· If the dependent variable is time to an event then we have to undertake a completely different type of statistical analysis.
· There are a number of problems with analysis of time to event data.
· Let us take for example a case of new THR implant with a 10-year follow-up and the outcome of interest is revision.
· Some patients will have 10-year follow-up.
· Others may be recruited at the end of the study and therefore only have a 5-year follow-up.
· Some patients will be lost to follow-up.
· Other patients will die.
· Some patients will not have been revised at the end of full 10-year follow-up.
· How do we know what happened to all those THR that did not undergo revision?
· Survival analysis is a way to analyse these data.
· In a survival analysis we are interested in a clinical course duration that begins with the enrolment and ends when the patient experiences the outcome of interest (revision).
· In a survival analysis you either experience the outcome or not.
· Patients who do not experience the outcome (for reasons outlined above) are termed “censored.”
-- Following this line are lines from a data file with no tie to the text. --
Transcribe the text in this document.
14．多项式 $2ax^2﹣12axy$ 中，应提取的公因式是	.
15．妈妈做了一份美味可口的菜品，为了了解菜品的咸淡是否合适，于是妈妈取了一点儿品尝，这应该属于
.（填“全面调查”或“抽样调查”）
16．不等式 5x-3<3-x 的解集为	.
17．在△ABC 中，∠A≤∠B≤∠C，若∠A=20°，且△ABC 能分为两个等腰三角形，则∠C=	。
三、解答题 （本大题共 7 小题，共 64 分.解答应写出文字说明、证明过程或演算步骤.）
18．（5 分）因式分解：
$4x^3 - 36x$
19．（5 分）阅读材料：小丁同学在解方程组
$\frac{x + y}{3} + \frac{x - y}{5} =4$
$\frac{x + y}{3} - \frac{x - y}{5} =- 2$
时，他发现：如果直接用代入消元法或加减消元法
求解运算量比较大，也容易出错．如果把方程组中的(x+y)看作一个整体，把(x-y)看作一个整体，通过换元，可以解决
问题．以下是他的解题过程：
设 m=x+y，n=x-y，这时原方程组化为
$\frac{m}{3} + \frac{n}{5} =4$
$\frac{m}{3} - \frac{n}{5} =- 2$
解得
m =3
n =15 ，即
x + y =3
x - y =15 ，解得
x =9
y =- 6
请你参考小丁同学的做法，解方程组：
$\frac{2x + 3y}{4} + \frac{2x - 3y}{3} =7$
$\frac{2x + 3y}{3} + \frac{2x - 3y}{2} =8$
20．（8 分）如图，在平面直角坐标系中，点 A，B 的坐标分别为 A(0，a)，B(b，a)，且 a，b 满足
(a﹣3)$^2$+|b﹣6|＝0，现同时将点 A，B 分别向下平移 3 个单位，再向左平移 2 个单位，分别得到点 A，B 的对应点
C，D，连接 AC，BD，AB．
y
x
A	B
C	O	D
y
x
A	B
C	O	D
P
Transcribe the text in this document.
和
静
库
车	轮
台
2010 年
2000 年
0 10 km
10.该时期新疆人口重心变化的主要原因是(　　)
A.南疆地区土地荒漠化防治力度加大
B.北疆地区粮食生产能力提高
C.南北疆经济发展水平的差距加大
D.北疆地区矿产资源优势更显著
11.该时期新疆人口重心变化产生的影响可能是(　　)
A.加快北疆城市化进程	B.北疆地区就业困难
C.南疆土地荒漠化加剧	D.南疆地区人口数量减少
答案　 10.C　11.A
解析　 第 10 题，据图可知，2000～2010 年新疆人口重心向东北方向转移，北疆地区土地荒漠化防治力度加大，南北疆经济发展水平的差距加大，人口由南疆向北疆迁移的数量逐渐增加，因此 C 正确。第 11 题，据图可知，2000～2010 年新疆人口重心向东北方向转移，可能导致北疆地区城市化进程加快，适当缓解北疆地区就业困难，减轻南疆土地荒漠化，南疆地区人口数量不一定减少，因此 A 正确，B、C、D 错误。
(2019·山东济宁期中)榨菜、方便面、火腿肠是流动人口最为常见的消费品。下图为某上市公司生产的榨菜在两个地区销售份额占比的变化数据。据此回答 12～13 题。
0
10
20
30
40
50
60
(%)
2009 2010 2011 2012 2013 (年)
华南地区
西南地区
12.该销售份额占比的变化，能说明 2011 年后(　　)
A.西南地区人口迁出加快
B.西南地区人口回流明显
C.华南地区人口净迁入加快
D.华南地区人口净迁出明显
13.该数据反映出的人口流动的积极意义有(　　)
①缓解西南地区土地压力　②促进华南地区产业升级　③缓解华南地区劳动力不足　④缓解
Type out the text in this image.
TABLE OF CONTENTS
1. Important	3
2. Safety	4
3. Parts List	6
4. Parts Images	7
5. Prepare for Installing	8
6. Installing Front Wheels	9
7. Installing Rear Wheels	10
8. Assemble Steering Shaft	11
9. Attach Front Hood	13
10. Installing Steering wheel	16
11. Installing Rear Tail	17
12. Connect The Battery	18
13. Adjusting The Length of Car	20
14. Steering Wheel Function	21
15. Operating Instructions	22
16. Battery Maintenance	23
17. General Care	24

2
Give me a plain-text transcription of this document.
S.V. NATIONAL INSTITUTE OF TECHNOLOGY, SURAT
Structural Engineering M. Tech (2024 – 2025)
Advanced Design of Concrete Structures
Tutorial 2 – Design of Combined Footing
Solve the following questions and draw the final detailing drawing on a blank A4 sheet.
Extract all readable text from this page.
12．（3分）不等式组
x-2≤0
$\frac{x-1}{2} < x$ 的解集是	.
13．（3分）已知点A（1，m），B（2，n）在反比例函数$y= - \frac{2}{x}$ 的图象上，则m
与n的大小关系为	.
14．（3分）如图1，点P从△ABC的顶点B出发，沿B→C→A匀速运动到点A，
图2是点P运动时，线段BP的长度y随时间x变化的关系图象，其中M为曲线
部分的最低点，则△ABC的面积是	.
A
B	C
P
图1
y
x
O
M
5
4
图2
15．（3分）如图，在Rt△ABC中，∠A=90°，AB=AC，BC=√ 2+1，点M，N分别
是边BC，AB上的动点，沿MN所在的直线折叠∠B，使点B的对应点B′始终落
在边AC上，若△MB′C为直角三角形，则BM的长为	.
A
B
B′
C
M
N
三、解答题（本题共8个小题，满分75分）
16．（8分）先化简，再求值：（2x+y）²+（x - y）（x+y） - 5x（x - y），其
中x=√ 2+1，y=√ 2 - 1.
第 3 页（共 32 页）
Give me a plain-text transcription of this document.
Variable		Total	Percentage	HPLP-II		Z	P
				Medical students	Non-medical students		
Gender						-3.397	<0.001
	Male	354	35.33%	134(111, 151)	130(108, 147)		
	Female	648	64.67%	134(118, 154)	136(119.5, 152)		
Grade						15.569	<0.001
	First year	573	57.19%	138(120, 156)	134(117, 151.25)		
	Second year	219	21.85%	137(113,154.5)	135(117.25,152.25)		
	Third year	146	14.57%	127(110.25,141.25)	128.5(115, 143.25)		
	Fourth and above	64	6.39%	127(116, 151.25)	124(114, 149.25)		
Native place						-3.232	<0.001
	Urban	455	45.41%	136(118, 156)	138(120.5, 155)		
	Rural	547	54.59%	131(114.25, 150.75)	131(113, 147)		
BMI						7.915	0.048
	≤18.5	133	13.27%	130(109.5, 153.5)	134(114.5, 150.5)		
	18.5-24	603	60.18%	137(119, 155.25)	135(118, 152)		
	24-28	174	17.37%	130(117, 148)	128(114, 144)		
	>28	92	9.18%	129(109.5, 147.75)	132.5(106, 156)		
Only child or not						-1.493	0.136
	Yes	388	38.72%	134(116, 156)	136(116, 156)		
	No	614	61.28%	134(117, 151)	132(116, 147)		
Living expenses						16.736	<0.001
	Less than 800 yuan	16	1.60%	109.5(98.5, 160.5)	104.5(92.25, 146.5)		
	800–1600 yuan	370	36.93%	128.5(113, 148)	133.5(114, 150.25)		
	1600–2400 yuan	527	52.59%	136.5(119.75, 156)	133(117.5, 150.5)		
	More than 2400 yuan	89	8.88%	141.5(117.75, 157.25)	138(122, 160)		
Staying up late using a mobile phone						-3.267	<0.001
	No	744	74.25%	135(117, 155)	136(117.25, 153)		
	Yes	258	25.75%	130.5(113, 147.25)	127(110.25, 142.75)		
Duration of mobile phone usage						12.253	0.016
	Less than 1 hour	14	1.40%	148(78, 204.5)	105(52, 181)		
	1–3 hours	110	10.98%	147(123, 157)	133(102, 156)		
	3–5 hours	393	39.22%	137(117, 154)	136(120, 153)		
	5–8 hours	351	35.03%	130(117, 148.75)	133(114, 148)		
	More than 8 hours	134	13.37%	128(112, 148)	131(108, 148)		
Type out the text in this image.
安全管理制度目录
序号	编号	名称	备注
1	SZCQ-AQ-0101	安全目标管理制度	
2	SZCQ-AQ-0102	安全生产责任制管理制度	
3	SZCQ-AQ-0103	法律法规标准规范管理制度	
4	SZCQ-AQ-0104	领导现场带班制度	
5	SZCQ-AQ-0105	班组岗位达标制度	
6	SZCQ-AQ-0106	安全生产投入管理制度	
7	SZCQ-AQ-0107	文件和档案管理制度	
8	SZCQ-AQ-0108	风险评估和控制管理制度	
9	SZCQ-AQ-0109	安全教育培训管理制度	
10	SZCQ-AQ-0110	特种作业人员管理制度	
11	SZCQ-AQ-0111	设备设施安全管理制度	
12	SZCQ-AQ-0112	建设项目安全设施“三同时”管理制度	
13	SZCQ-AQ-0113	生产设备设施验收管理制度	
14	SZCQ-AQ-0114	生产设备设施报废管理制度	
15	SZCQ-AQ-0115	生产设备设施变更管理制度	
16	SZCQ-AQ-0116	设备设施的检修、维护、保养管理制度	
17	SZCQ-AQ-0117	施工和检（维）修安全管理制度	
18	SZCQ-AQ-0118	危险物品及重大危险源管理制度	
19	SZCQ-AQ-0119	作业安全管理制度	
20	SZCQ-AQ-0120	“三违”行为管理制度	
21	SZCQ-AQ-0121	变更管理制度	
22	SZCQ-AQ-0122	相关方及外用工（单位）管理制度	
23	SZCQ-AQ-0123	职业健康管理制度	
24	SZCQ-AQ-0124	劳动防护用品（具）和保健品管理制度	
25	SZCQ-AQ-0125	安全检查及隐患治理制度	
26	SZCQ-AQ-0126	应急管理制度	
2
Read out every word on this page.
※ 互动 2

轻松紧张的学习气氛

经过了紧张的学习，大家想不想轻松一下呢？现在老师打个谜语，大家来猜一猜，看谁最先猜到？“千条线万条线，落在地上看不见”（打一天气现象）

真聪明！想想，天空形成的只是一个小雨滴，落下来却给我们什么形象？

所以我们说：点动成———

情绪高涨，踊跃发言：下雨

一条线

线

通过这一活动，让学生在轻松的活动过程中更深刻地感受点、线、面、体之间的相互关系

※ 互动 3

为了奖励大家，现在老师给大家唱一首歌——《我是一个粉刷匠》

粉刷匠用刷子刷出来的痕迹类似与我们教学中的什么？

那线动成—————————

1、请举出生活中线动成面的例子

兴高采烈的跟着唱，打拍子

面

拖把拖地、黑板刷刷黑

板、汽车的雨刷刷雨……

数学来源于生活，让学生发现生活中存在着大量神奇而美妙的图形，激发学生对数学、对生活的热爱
Figure 23 Kaplan-Meier survival analysis of Birmingham Hip resurfacing implantKaplan-Meier survival analysis of Birmingham Hip resurfacing implant.Graph shows the survival probability with 95% CI CI gets wider as the numbers at risk get smaller..Note that authors indicated how many participants were left at each stage following censoring.From Daniel et al. B Joint J 2014; 96-B: 1298-1306.
Figure 24. Cox regression analysis.The authors were interested to investigate the impact of several covariates on implant survival. Therefore they performed Cox regression analysis. In this chart which we can see that a diagnosis of dysplasia in women was the only statistically significant covariate increasing the risk of revision.
· Therefore in a survival analysis it is important to show how many participants were censored.
· In a survival analysis as the number of participants decreases with time the statistical estimate becomes less and less certain.
· This is evident by the widening of confidence intervals from left to right.
· Therefore one should be cautious about interpreting results on the far right of the curve especially when it is not known what was the population at risk (numbers left in the study).
· It is also important to realise that in survival analysis what is calculated is the known survival time.
· As it is not possible to know what will happen to censored patients as soon as a patient is censored the curve becomes an estimate.
· Although authors like to estimate longest follow-up and the survival rate thereof it is best to look at the minimum follow-up time as the survival rate at this time is likely to be the most accurate.
· An important assumption in survival analysis is that the probability of a participant being censored is not related to the probability of that participant experiencing the outcome of interest.
An example (Figure 25)
· One thousand patients having a THR are followed up for 10 years.
· Person –years at risk is 1000x10=10,000
· If there were 100 revisions over 10 years the revision rate would be 100/10000= 1 per 100 person-years
· From National joint Registry,cumulative risk of revision for cemented primary knee replacement. It shows that of the implants used the posterior stabilised, mobile bearing TKR consistently had the highest risk of revision(figure 25).
· Dataset indicates the persons at risk at each stage due to censoring.
Figure 25. Survival analysis.Person –years at risk is 1000x10=10,000.If there were 100 revisions over 10 years the revision rate would be 100/10000= 1 per 100 person-years
· In other words if patients drop out in large numbers from the trial because they are unhappy with the new THR implant then survival analysis will not be valid.
· A benefit of survival analysis is that every participant contributes data to the study however short a period they remain in it.
· The dependent variable in a survival analysis is known as a hazard.
· If we consider revision as our outcome of interest then hazard is the risk of being revised at a point in time, having survived up to then without being revised.
· When using survival analysis one cannot calculate the mean survival time as it does not take into account differing follow-up times.
· One uses cumulative survival time (for example 10-year survival probability).
· Log rank test is performed to compare the survival curves of two or more variables.
· We use the Cox regression model to identify the effect of covariates on survival.
Worked out example of cumulative survival
· Let us assume we begin a trial of a new THR with 100 participants.
· At the end of year 1 there is one revision.
· At the end of year 2 there are two revisions.
· What is the probability of survival beyond year 2?
· Survival year 0 = 100
· Year 1 = 99/100
· Year 2 = 97/99
· Cumulative survival at year 0 is 100/100 = 1
· So the probability of survival up to year 1 is 1
· The probability of survival past year 1 is 99/100 = 0.99
· Cumulative probability of survival to a point is calculated by multiplying the survival rates up to that point.
· So the probability of survival beyond year 2 = 1 ´ 0.99 ´ 0.979 = 0.969
· Both the log rank test and Cox regression model assume that the hazard ratio between the groups is constant over time, if this is not satisfied then the analysis is again invalid.
· This is known as the proportional hazards assumption.
· An example is to consider that if an implant has twice the risk of revision at year 1 it is assumed that the risk of revision is roughly the same throughout the time period.
· This can be checked from the visual inspection of the plots but formal tests are also available.